Tolkien’s religious conservatism simply did not transfer into political reaction. Indeed, it seldom does. He viewed the industrialisation of his beloved Warwickshire, that country in the middle of England that inspired the characters and locations in The Lord of the Rings, with unrestrained horror. The working people of his youth had, he thought, a certain autonomy, a special dignity. That had been expunged with the advance of the factory, the collective, themultinational.

As for globalisation, Tolkien believed in the small community. He once said that Belgium was the perfect size for a country. Large enough to be distinct, small enough to feel like an extended family. The idea of universal free trade and a one world corporate government terrified him.

His fame and success were in essence an American phenomenon, or at least it began in the United States. Before American university students took up Tolkien’s cause he had been successful on a much smaller scale. World famous in Oxford, so to speak. The new radicalism of the 1960s looked to a most surprising hero. Tolkien’s books sold in quite staggering numbers and graffiti began to appear on college walls. Beneath slogans demanding withdrawal from Vietnam would be written, “Frodo Rules” and “Bilbo for President”.

No surprise then that the man should be read again now by the pierced ranks determined to bring down Starbucks, Nike, and international capitalism.

Science fiction and dungeons and dragons? The appeal is obvious. The issue here is that Tolkien initiated the whole thing. But whereas his emulators fill their books with babes in red leather leotards and muscular chaps in jerkins, Tolkien gave them character and depth and, yes, fundamentally Christian notions of value, virtue, and truth.

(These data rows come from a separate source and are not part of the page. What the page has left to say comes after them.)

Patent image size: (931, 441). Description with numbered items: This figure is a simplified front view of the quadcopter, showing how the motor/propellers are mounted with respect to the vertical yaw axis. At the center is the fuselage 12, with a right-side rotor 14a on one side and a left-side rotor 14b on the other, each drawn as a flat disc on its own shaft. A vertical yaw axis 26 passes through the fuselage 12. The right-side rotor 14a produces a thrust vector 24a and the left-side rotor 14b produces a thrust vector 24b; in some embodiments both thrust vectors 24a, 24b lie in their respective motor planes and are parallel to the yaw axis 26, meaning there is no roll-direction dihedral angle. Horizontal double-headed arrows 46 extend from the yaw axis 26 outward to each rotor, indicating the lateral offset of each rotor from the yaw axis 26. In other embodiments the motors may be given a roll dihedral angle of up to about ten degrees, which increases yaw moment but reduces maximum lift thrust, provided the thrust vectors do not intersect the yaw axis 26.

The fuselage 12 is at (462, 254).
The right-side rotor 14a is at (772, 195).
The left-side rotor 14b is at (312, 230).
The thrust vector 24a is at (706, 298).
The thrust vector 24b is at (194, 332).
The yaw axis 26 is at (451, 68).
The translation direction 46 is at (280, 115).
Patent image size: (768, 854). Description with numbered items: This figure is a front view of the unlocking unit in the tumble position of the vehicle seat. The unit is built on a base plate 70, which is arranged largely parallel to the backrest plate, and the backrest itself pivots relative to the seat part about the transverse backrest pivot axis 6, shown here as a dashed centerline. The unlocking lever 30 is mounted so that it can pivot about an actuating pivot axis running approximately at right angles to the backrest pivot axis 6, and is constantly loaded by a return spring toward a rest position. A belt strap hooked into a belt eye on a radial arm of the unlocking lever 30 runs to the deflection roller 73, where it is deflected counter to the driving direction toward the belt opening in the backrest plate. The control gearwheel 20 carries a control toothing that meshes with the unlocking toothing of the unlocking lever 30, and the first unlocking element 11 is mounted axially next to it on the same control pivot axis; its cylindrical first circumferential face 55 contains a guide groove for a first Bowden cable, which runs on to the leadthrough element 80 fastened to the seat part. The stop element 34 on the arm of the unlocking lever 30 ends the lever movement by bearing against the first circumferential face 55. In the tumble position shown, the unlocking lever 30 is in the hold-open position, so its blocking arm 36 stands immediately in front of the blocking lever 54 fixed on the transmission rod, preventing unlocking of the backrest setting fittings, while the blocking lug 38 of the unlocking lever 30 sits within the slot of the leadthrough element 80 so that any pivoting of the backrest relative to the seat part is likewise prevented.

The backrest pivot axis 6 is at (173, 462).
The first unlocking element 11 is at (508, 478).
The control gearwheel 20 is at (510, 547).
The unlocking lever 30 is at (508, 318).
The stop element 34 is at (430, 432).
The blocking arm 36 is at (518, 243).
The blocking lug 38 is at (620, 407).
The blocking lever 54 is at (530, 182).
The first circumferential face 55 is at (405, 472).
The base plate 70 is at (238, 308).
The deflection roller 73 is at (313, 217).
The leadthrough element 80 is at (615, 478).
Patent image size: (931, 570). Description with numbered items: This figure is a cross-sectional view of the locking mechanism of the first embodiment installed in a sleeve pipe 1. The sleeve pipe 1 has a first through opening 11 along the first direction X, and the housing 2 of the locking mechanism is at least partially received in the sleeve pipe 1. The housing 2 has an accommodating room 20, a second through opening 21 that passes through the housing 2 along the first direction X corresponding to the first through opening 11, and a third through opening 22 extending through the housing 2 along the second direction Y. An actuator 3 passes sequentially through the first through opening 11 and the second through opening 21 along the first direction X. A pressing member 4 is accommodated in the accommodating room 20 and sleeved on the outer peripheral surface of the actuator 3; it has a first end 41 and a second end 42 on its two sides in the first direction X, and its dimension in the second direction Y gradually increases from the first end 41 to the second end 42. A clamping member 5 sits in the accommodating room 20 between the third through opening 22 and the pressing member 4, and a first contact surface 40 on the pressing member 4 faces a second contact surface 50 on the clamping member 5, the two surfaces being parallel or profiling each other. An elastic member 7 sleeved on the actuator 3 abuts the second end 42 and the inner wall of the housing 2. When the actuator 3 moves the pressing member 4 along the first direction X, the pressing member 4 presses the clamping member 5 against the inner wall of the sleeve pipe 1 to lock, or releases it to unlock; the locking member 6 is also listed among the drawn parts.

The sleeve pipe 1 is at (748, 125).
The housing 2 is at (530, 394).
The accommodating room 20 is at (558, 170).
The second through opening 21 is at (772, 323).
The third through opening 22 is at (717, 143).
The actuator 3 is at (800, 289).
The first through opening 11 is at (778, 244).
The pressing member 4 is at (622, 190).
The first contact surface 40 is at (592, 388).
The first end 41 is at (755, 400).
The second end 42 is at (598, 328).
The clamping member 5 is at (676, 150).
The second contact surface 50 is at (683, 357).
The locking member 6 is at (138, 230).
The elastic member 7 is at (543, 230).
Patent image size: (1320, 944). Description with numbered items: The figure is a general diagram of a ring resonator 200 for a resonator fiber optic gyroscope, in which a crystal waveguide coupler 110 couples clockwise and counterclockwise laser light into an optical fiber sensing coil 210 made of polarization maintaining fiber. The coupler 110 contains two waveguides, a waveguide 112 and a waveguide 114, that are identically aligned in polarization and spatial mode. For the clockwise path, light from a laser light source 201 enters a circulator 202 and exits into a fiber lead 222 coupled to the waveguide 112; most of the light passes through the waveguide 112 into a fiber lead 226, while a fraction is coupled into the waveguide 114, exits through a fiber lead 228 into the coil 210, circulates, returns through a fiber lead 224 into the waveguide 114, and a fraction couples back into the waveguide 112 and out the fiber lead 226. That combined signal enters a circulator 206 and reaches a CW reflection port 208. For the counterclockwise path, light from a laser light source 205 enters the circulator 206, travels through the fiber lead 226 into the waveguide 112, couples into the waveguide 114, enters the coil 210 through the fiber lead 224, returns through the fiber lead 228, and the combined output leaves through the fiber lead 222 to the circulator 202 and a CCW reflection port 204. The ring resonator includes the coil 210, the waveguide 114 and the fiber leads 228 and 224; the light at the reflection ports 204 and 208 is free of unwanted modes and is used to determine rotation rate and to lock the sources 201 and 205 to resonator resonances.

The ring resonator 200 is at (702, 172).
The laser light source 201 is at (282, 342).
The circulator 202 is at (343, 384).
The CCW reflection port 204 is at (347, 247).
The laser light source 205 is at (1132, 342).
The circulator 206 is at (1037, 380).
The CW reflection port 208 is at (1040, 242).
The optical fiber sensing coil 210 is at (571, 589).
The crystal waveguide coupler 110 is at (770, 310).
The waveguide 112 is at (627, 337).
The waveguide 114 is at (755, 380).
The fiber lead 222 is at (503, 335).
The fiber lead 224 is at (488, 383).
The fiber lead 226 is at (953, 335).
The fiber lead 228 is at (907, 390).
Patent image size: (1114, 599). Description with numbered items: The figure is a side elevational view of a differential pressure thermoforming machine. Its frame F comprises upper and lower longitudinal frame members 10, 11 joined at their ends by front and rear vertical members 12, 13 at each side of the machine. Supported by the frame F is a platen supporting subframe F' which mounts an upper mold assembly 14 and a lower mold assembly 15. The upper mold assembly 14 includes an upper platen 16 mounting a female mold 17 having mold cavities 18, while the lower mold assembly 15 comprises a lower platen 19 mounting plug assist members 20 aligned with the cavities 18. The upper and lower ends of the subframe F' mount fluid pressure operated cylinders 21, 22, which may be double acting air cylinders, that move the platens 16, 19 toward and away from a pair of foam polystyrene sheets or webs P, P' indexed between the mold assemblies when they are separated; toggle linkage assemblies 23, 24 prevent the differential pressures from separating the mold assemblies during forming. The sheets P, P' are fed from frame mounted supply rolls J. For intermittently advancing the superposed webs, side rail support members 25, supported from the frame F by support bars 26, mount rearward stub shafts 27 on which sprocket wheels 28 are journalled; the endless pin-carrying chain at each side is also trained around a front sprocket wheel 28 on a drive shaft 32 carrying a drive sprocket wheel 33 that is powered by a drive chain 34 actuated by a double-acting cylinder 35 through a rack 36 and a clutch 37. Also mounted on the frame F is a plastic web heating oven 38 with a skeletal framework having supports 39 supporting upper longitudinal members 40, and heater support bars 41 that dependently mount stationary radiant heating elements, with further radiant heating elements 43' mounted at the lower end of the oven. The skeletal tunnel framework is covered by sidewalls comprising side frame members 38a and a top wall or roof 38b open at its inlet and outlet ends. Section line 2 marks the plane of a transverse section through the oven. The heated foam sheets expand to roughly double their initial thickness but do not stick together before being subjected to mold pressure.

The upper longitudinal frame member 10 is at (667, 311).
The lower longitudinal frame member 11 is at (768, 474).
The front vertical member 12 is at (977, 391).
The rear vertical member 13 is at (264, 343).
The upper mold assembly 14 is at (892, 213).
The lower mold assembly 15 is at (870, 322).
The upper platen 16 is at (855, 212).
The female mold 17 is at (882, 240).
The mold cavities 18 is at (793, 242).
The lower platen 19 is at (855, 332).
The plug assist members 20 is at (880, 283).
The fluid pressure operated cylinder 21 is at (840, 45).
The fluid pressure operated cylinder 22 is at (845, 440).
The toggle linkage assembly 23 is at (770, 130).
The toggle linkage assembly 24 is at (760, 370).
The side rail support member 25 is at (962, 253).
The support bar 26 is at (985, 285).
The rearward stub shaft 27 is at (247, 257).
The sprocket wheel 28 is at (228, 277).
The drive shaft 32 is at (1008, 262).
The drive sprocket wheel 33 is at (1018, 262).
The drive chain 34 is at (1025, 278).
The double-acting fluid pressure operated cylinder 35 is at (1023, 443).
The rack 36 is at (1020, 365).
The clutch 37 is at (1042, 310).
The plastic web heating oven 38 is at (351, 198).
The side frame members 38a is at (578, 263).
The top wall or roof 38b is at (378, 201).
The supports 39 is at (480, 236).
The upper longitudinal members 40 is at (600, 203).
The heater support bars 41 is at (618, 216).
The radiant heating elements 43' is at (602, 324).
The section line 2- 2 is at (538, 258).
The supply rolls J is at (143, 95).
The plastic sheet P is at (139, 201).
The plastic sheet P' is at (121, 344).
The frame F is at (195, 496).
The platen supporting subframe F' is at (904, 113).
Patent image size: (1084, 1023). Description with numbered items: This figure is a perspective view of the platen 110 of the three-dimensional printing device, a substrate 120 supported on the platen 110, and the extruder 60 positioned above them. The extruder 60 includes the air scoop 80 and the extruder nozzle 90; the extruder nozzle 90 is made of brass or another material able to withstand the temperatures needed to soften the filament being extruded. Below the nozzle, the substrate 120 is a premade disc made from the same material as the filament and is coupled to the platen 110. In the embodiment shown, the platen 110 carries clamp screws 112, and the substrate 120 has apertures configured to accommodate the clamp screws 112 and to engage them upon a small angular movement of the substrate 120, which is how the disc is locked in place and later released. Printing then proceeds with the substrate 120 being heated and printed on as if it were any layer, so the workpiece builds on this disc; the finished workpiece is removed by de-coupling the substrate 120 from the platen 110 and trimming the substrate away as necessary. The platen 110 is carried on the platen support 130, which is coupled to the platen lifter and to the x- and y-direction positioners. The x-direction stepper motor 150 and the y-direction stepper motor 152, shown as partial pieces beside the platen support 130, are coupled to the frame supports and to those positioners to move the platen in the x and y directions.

So the fan base is a delicious mingling of types who would not normally give each other the time of day. The movie—their movie—will annoy as well as delight. There is none so fanatical as a Tolkien fan. By Gandalf’s beard they better get, well, better get Gandalf’s beard right. And as Tolkien’s triumph is largely within the individual imagination, any interpretation will inevitably displease some. But that is the delight of the man and his work—and it is always Catholic. Tolkien gave us the magnificent Catholic playing field, we play the game. It never stops. It wasn’t supposed to. I will continue to watch the movies; sometimes I will cringe just a little but I will still thank God that even Hollywood has fallen to the charms of Tolkien. Catholic Tolkien.